A Super Bowl ad for Ring security cameras boasting how the company can scan neighborhoods for missing dogs has prompted some customers to remove or even destroy their cameras.
Online, videos of people removing or destroying their Ring cameras have gone viral. One video posted by Seattle-based artist Maggie Butler shows her pulling off her porch-facing camera and flipping it the middle finger.
Butler explained that she originally bought the camera to protect against package thefts, but decided the pet-tracking system raised too many concerns about government access to data.
“They aren’t just tracking lost dogs, they’re tracking you and your neighbors,” Butler said in the video that has more than 3.2 million views.


the problem with these fucking things is that you can’t really opt out. even if you don’t buy your own, some neighbours will happily buy and install the big brother to watch you from their porch and there is very little you can do about it.
same as you can’t really escape the google, even if you don’t use single one of their service, there is always the other part to any communication you are having…
Maybe we all need to start wearing clothes with bright infrared leds lining them?
Exactly. I never used Gemini or gave sensitive information/photos to major AI companies, but my family has, including photos of me.

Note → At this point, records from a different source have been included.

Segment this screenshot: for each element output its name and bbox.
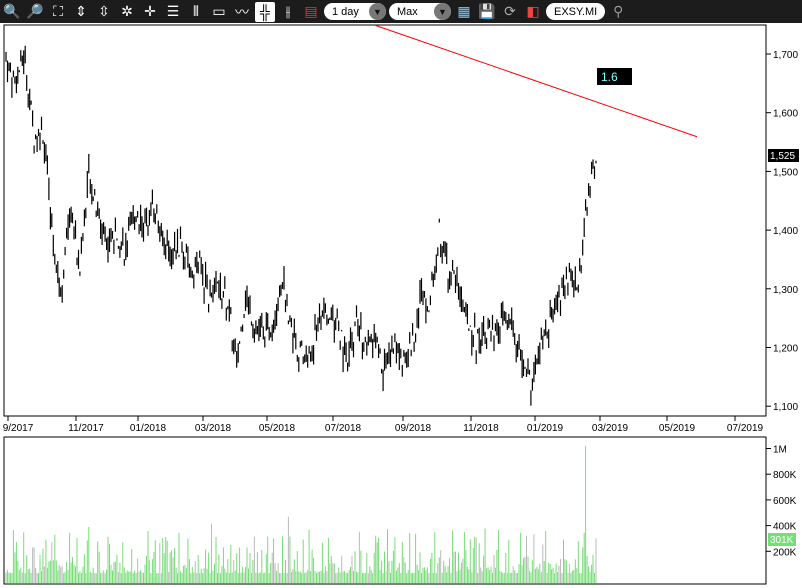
date-tick-label: 01/2018	[130, 423, 167, 434]
interval-value: 1 day	[332, 5, 359, 18]
date-tick-label: 09/2018	[395, 423, 432, 434]
last-price-label: 1,525	[770, 151, 795, 162]
volume-tick-label: 600K	[773, 496, 797, 507]
volume-tick-label: 800K	[773, 470, 797, 481]
price-tick-label: 1,700	[773, 50, 798, 61]
volume-tick-label: 1M	[773, 445, 787, 456]
volume-tick-label: 200K	[773, 547, 797, 558]
volume-tick-label: 400K	[773, 522, 797, 533]
ohlc-bar-icon[interactable]: ⫲	[278, 2, 298, 22]
chart-data-icon[interactable]: ▦	[454, 2, 474, 22]
range-select[interactable]: Max ▼	[389, 3, 451, 20]
export-icon[interactable]: ◧	[523, 2, 543, 22]
price-tick-label: 1,200	[773, 344, 798, 355]
price-tick-label: 1,600	[773, 109, 798, 120]
price-tick-label: 1,300	[773, 285, 798, 296]
chevron-down-icon: ▼	[434, 3, 451, 20]
date-tick-label: 03/2018	[195, 423, 232, 434]
zoom-out-vertical-icon[interactable]: ⇳	[94, 2, 114, 22]
chart-area[interactable]: 1,700 1,600 1,500 1,400 1,300 1,200 1,100 9/201…	[0, 23, 802, 588]
indicator-list-icon[interactable]: ▤	[301, 2, 321, 22]
date-tick-label: 03/2019	[592, 423, 629, 434]
refresh-icon[interactable]: ⟳	[500, 2, 520, 22]
last-volume-label: 301K	[770, 535, 794, 546]
range-value: Max	[397, 5, 418, 18]
date-tick-label: 05/2018	[259, 423, 296, 434]
crosshair-icon[interactable]: ✛	[140, 2, 160, 22]
line-chart-icon[interactable]: 〰	[232, 2, 252, 22]
fit-icon[interactable]: ⛶	[48, 2, 68, 22]
save-icon[interactable]: 💾	[477, 2, 497, 22]
zoom-in-horizontal-icon[interactable]: 🔍	[2, 2, 22, 22]
date-tick-label: 07/2018	[325, 423, 362, 434]
candlestick-icon[interactable]: ╬	[255, 1, 275, 22]
date-tick-label: 01/2019	[527, 423, 564, 434]
price-tick-label: 1,100	[773, 402, 798, 413]
chevron-down-icon: ▼	[369, 3, 386, 20]
vertical-grid-icon[interactable]: ⦀	[186, 2, 206, 22]
date-tick-label: 07/2019	[727, 423, 764, 434]
date-tick-label: 9/2017	[3, 423, 34, 434]
symbol-input[interactable]: EXSY.MI	[546, 3, 606, 20]
horizontal-grid-icon[interactable]: ☰	[163, 2, 183, 22]
search-icon[interactable]: ⚲	[608, 2, 628, 22]
date-tick-label: 11/2018	[463, 423, 499, 434]
price-tick-label: 1,500	[773, 167, 798, 178]
price-tick-label: 1,400	[773, 226, 798, 237]
toolbar: 🔍 🔎 ⛶ ⇕ ⇳ ✲ ✛ ☰ ⦀ ▭ 〰 ╬ ⫲ ▤ 1 day ▼ Max ▼ …	[0, 0, 802, 23]
interval-select[interactable]: 1 day ▼	[324, 3, 386, 20]
zoom-out-horizontal-icon[interactable]: 🔎	[25, 2, 45, 22]
date-tick-label: 05/2019	[659, 423, 696, 434]
reset-zoom-icon[interactable]: ✲	[117, 2, 137, 22]
zoom-in-vertical-icon[interactable]: ⇕	[71, 2, 91, 22]
window-icon[interactable]: ▭	[209, 2, 229, 22]
date-tick-label: 11/2017	[68, 423, 104, 434]
trendline-label: 1.6	[601, 70, 618, 84]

I’ve never had a Facebook account. I’ve always hated when people posted pictures I was in and said who I was.
Meta algorithms have ghost profiles, including dead people or babies not yet born
Break it. Do crime. Do it.
break it and be recorded on their camera breaking it. that will end well.

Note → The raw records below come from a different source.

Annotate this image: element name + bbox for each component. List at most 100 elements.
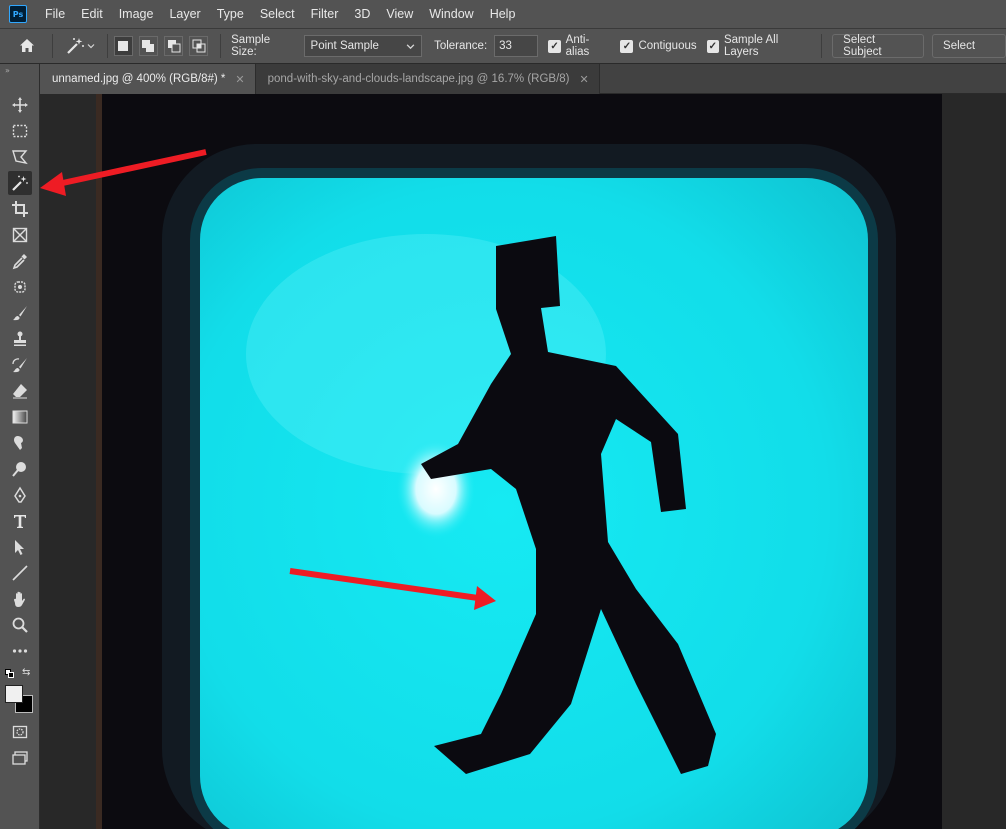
divider	[220, 34, 222, 58]
hand-tool[interactable]	[8, 587, 32, 611]
tolerance-input[interactable]: 33	[494, 35, 539, 57]
magic-wand-tool[interactable]	[8, 171, 32, 195]
magic-wand-icon	[67, 38, 84, 54]
gradient-tool[interactable]	[8, 405, 32, 429]
add-to-selection-button[interactable]	[138, 36, 158, 56]
foreground-color-swatch[interactable]	[5, 685, 23, 703]
annotation-arrow-wand-head	[40, 172, 66, 196]
lasso-tool[interactable]	[8, 145, 32, 169]
select-subject-button[interactable]: Select Subject	[832, 34, 925, 58]
chevron-down-icon	[87, 44, 95, 49]
close-icon[interactable]: ✕	[235, 73, 244, 86]
annotation-arrow-wand-shaft	[57, 149, 207, 187]
menu-select[interactable]: Select	[252, 0, 303, 28]
tab-pond-landscape[interactable]: pond-with-sky-and-clouds-landscape.jpg @…	[255, 64, 600, 94]
menu-window[interactable]: Window	[421, 0, 481, 28]
checkmark-icon: ✓	[620, 39, 634, 53]
healing-brush-icon	[14, 281, 26, 293]
history-brush-icon	[12, 358, 27, 373]
contiguous-checkbox[interactable]: ✓ Contiguous	[620, 39, 697, 53]
tab-unnamed-jpg[interactable]: unnamed.jpg @ 400% (RGB/8#) * ✕	[40, 64, 256, 94]
tool-preset-picker[interactable]	[59, 34, 101, 58]
sample-all-layers-label: Sample All Layers	[723, 34, 779, 58]
divider	[821, 34, 823, 58]
hand-icon	[13, 591, 25, 607]
healing-tool[interactable]	[8, 275, 32, 299]
intersect-selection-button[interactable]	[189, 36, 209, 56]
eraser-icon	[13, 384, 27, 399]
eyedropper-icon	[12, 254, 27, 270]
new-selection-button[interactable]	[113, 36, 133, 56]
zoom-icon	[12, 617, 28, 633]
frame-tool[interactable]	[8, 223, 32, 247]
anti-alias-checkbox[interactable]: ✓ Anti-alias	[548, 34, 610, 58]
menu-3d[interactable]: 3D	[346, 0, 378, 28]
annotation-arrow-figure-shaft	[289, 568, 479, 601]
canvas-area[interactable]	[40, 94, 1006, 829]
color-swatches[interactable]	[4, 684, 36, 716]
pen-icon	[14, 486, 26, 503]
line-icon	[12, 565, 28, 581]
dodge-tool[interactable]	[8, 457, 32, 481]
swap-colors-icon[interactable]: ⇆	[22, 667, 30, 678]
pen-tool[interactable]	[8, 483, 32, 507]
frame-icon	[12, 227, 28, 243]
default-bg-swatch	[8, 672, 14, 678]
eraser-tool[interactable]	[8, 379, 32, 403]
crop-tool[interactable]	[8, 197, 32, 221]
menu-help[interactable]: Help	[482, 0, 524, 28]
magic-wand-icon	[12, 175, 28, 191]
brush-icon	[13, 306, 27, 321]
brush-tool[interactable]	[8, 301, 32, 325]
path-selection-icon	[15, 540, 24, 555]
annotation-arrows	[40, 149, 496, 610]
options-bar: Sample Size: Point Sample Tolerance: 33 …	[0, 28, 1006, 64]
zoom-tool[interactable]	[8, 613, 32, 637]
type-tool[interactable]	[8, 509, 32, 533]
path-selection-tool[interactable]	[8, 535, 32, 559]
marquee-tool[interactable]	[8, 119, 32, 143]
sample-all-layers-checkbox[interactable]: ✓ Sample All Layers	[706, 34, 812, 58]
menu-view[interactable]: View	[378, 0, 421, 28]
more-icon	[12, 649, 28, 653]
document-tab-bar: unnamed.jpg @ 400% (RGB/8#) * ✕ pond-wit…	[40, 64, 1006, 94]
quick-mask-icon	[12, 725, 28, 739]
contiguous-label: Contiguous	[638, 40, 697, 52]
subtract-from-selection-button[interactable]	[163, 36, 184, 56]
screen-mode-icon	[12, 751, 28, 765]
home-button[interactable]	[8, 34, 46, 58]
menu-edit[interactable]: Edit	[73, 0, 111, 28]
screen-mode[interactable]	[8, 746, 32, 770]
line-tool[interactable]	[8, 561, 32, 585]
select-and-mask-button[interactable]: Select	[932, 34, 1006, 58]
menu-file[interactable]: File	[37, 0, 73, 28]
move-tool[interactable]	[8, 93, 32, 117]
stamp-tool[interactable]	[8, 327, 32, 351]
menu-layer[interactable]: Layer	[161, 0, 208, 28]
eyedropper-tool[interactable]	[8, 249, 32, 273]
intersect-selection-icon	[192, 39, 206, 53]
sample-size-select[interactable]: Point Sample	[303, 35, 423, 57]
quick-mask[interactable]	[8, 720, 32, 744]
annotation-arrow-figure-head	[474, 586, 496, 610]
history-brush-tool[interactable]	[8, 353, 32, 377]
menu-image[interactable]: Image	[111, 0, 162, 28]
blur-tool[interactable]	[8, 431, 32, 455]
more-tools[interactable]	[8, 639, 32, 663]
collapse-toolbar-icon[interactable]: »	[5, 66, 10, 75]
gradient-icon	[12, 410, 28, 424]
type-icon	[14, 515, 26, 528]
smudge-icon	[14, 436, 23, 450]
photoshop-logo-icon[interactable]: Ps	[9, 5, 27, 23]
checkmark-icon: ✓	[548, 39, 561, 53]
tab-label: pond-with-sky-and-clouds-landscape.jpg @…	[267, 73, 570, 85]
menu-bar: Ps File Edit Image Layer Type Select Fil…	[0, 0, 1006, 28]
tolerance-label: Tolerance:	[434, 40, 488, 52]
home-icon	[20, 39, 34, 52]
close-icon[interactable]: ✕	[580, 73, 589, 86]
menu-filter[interactable]: Filter	[303, 0, 347, 28]
crop-icon	[12, 201, 28, 217]
subtract-selection-icon	[167, 40, 180, 53]
default-colors-icon[interactable]	[5, 669, 15, 679]
menu-type[interactable]: Type	[209, 0, 252, 28]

Tell me without telling me that you’ve never needed the police to do anything useful.
You can’t put a mask on and cover your distinguishing features? Weak
IR LEDs don’t work on these like with some CCTV cameras, right?
At close range they’ll blind them, but the tech is getting better these days.
What knocks out the camera is the auto exposure, they used to just take the whole sensors input, average it and set the brightness against that value. A lot of the newer surveillance cameras will just ignore the overall and compensate pixel per pixel.